While using the Bayesian framework to estimate the BrAC ($\mathcal{u}$) given the population model (ρ^*) is appealing in that it would potentially allow us to compute credible bands that account for both the inter- and intra- individual uncertainty in the model, unfortunately there are also a number of computational challenges that would have to be overcome. There is the fact that both the quantity being estimated, the BrAC or input $\mathcal{u}$, and the abstract parabolic state equation relating it to the output or TAC, $\mathcal{y}$ are infinite dimensional. Some form of reasonably high fidelity (and therefore high dimensional) finite dimensional approximation in time t, space η, and the population parameters q = (q₁,q₂) would be required. Consequently sampling the posterior distribution, (8.4), even if an efficient MCMC-based scheme is employed could be daunting. This is especially true in light of the fact that ultimately the goal is to have the TAC inversion scheme run in real time as part of a wearable sensor/processing/display system. One would also have to devise a way to impose the non-negativity constraint on the estimated input. On the other hand, the Bayesian framework suggests a number of interesting mathematical questions to pursue. For example, in the spirit of the results presented in Section 5, can it be established that the Bayesian estimator computed based on finite dimensional approximations to the support of the random parameters, Q, the input space $S(0,T)=H^1(0,T;L_{\pi (\rho )}^2(Q))$, and the state spaces for the abstract population model, $\mathcal{V}=L_{\pi (\rho )}^2(Q;V)$ and $\mathcal{H}=L_{\pi (\rho )}^2(Q;H)$ and the corresponding operators, converge to the Bayesian estimator for the original infinite dimensional model. We are currently investigating this question.

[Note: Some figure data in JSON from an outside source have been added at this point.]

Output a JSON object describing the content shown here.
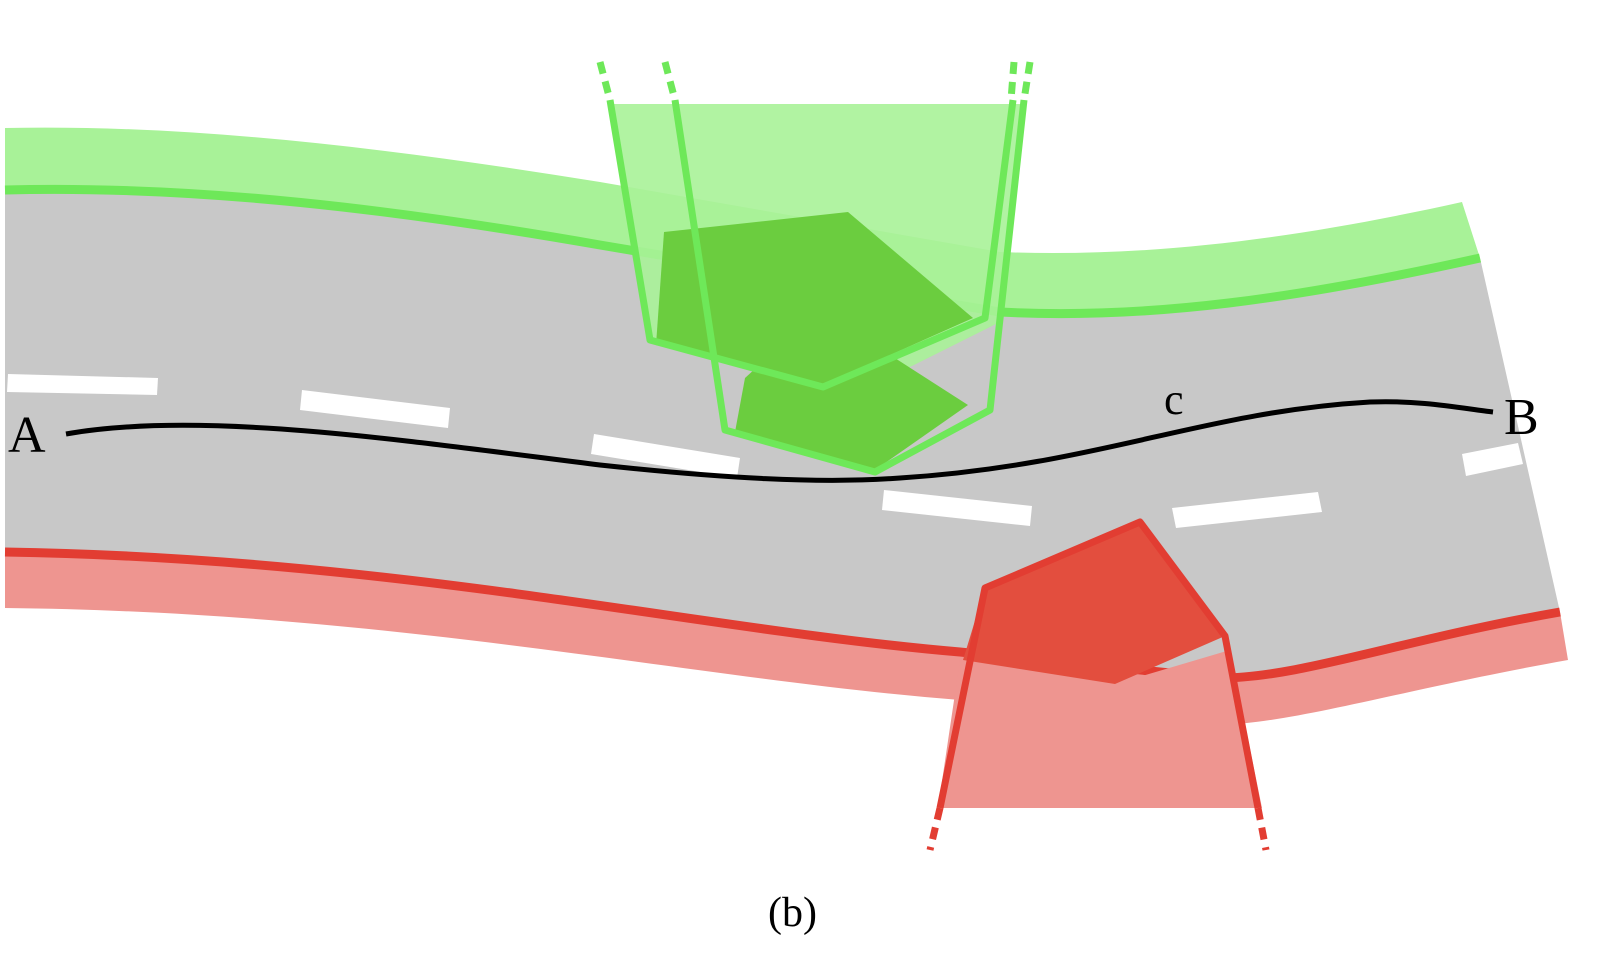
{
  "labels": {
    "start_point": "A",
    "end_point": "B",
    "path": "c",
    "caption": "(b)"
  },
  "colors": {
    "road": "#c8c8c8",
    "lane_marking": "#ffffff",
    "path": "#000000",
    "upper_boundary_light": "#a8f298",
    "upper_boundary_line": "#6ee859",
    "upper_obstacle_fill": "#6bcd3f",
    "upper_region_fill": "#a8f298",
    "lower_boundary_light": "#ee9590",
    "lower_boundary_line": "#e23d32",
    "lower_obstacle_fill": "#e34e3e",
    "lower_region_fill": "#ee9590"
  }
}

Finally we note that if alcohol biosensors were to be incorporated into wearable health monitoring technology (e.g. the Fitbit and the Apple Watch), our approach would have to be modified to produce estimated BrAC in real time. This would be a challenge in light of the inherent latency of the human body’s metabolism and transdermal secretion via perspiration of ethanol and the limitations of the analog hardware in the current state-of-the-art transdermal alcohol sensors. We are currently looking at combining the ideas presented here with a look-ahead prediction algorithm based on either a hidden Markov model (HMM) or a recurrent artificial neural network (RANN).